Lovelace, of the Humboldt Watershed Council, asked for and received a meeting with Tamminen -- himself a former Cal EPA secretary -- and a deputy. Lovelace made his own presentation. "I was alone and tried to make them versed in the subject, not knowing they had been briefed by the other side."

If the timber harvest permits granted or pending were carried out, state officials said, it would amount to the equivalent of about 750 clear-cut acres.

But Pacific Lumber's director of science programs, Jeff Barrett, said the company's ability to continue getting logging permits is essential for its survival and for paying for costly environmental conditions of the Headwaters deal. "For now this life-and-death struggle comes down to this limited number of permits."

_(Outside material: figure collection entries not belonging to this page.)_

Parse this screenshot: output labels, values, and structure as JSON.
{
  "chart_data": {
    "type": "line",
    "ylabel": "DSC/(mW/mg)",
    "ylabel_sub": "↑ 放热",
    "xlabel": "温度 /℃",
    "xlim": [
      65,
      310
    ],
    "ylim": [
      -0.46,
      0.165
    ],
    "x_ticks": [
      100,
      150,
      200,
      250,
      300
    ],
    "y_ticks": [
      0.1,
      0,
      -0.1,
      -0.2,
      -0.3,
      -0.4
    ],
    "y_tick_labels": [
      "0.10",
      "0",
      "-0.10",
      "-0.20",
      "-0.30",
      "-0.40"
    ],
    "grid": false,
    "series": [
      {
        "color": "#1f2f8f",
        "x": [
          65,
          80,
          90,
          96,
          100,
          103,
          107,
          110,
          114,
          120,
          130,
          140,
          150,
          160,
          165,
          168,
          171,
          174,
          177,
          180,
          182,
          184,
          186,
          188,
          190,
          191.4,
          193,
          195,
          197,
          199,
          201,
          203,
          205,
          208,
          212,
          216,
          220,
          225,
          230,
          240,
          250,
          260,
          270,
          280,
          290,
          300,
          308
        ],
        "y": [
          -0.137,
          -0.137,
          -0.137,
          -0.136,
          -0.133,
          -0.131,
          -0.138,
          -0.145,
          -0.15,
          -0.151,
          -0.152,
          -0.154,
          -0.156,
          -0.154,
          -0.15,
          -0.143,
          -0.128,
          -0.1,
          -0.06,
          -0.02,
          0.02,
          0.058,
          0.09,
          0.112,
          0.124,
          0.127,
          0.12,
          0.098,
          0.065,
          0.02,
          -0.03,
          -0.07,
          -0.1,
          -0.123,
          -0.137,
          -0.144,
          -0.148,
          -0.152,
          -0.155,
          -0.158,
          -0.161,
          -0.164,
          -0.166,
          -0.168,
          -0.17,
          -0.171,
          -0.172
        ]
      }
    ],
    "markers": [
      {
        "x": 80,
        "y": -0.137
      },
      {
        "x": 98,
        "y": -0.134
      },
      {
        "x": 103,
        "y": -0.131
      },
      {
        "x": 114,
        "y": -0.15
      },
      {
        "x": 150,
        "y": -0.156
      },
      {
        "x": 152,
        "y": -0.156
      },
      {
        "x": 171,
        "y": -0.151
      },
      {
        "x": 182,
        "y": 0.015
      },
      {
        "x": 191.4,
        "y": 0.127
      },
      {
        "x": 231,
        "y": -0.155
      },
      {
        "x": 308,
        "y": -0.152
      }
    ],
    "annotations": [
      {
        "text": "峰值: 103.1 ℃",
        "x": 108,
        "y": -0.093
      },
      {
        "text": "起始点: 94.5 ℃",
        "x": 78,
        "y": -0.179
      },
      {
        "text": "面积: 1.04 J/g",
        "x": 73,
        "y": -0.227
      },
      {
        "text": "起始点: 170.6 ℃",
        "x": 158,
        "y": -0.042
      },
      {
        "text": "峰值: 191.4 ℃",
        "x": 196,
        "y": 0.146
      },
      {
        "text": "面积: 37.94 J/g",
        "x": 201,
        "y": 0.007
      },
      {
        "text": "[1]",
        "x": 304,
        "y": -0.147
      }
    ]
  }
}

Kuhlman, who is a federal EPA employee on loan to California, said there are 11 additional permit applications on her desk. She added it is "highly doubtful all 11 will be approved, because of the [cumulative] sediment impacts."

Meanwhile, people such as Jack Quirey are hoping that the rest of this winter is relatively dry. The retiree said he once had to raise the foundation of his house on Freshwater Creek by three feet after a major flood. "We had 12 inches of water in the house in 1995-1996," he said in a telephone interview. "It causes mold and fills it with silt -- and maybe snakes -- and is impossible to clean completely....There are still marks on the furniture."